19 November 2020

Seven


The number 7 has been a motif for as long as I can remember. I was 17 and ranked 7th in my high school graduating class, I was supposed to be born on December 7th, I earned my master’s degree in 2007, I went full-time with my business when I was 27, what was once a memorable wedding date of December 27th, and so on.

To add to the numerical legacy, I just turned 37. If the past is any indicator, it’s destined to be a banner year, and despite this coronavirus ambush, I would say moving to the UK is a rather wonderful gateway to celebrating the Seven that has followed me everywhere.
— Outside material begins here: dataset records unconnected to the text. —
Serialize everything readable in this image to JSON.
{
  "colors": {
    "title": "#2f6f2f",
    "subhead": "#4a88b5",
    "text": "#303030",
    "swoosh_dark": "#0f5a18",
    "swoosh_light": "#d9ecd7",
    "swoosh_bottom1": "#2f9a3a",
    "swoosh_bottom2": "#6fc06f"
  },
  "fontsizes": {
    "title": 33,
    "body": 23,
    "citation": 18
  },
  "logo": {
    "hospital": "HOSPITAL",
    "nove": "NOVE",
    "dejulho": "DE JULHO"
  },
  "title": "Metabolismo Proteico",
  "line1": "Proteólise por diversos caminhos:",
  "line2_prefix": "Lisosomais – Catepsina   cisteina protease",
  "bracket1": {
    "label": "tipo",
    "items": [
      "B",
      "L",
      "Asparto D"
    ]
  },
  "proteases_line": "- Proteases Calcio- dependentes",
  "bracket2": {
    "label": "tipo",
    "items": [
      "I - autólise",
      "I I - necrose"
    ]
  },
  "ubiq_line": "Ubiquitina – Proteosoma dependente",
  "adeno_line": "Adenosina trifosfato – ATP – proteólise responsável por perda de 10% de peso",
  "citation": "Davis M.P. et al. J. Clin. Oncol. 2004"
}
I have felt centuries in my soul since I was old enough to realize I didn’t quite fit in with peers of my own age. I loved volunteering with the elderly, I made fast friends with my friends’ parents, and my loved ones called me Grandma Chelsea in middle school. As I processed everything that has happened in the past two years, I like to think that I’m finally spoiling that soul that was once worn down by life in the one place that has always felt remarkably good, and with a permanent cameo by an unexpected someone who makes me glow even on my darker days.

Reminiscing on previous visits across the pond, I remember beaming from the inside out as I looked beyond the window every time I was in a car, train, or bus. I never got any leisure reading done or anything productive that one would normally do. I was spellbound by the intense feeling of ancient familiarity that I had never felt before. For having moved around so much, home never was an address. Home became wherever I needed to be or where I was emotionally. Well, when watching light-dappled hills and people adjust their market bags on their shoulders zoom by, my soul jingled over and over. I haven’t been able to shake that feeling since.

So now this 37th trip around the sun causes a personal eclipse to my Virginia chapter, and I’m boldly facing forward to being somewhere I have felt most alive -- in spite of the transatlantic challenges I have had to overcome and continue to overcome. To have an opportunity to shine bright in a whole different way. To be worthy of a new beginning.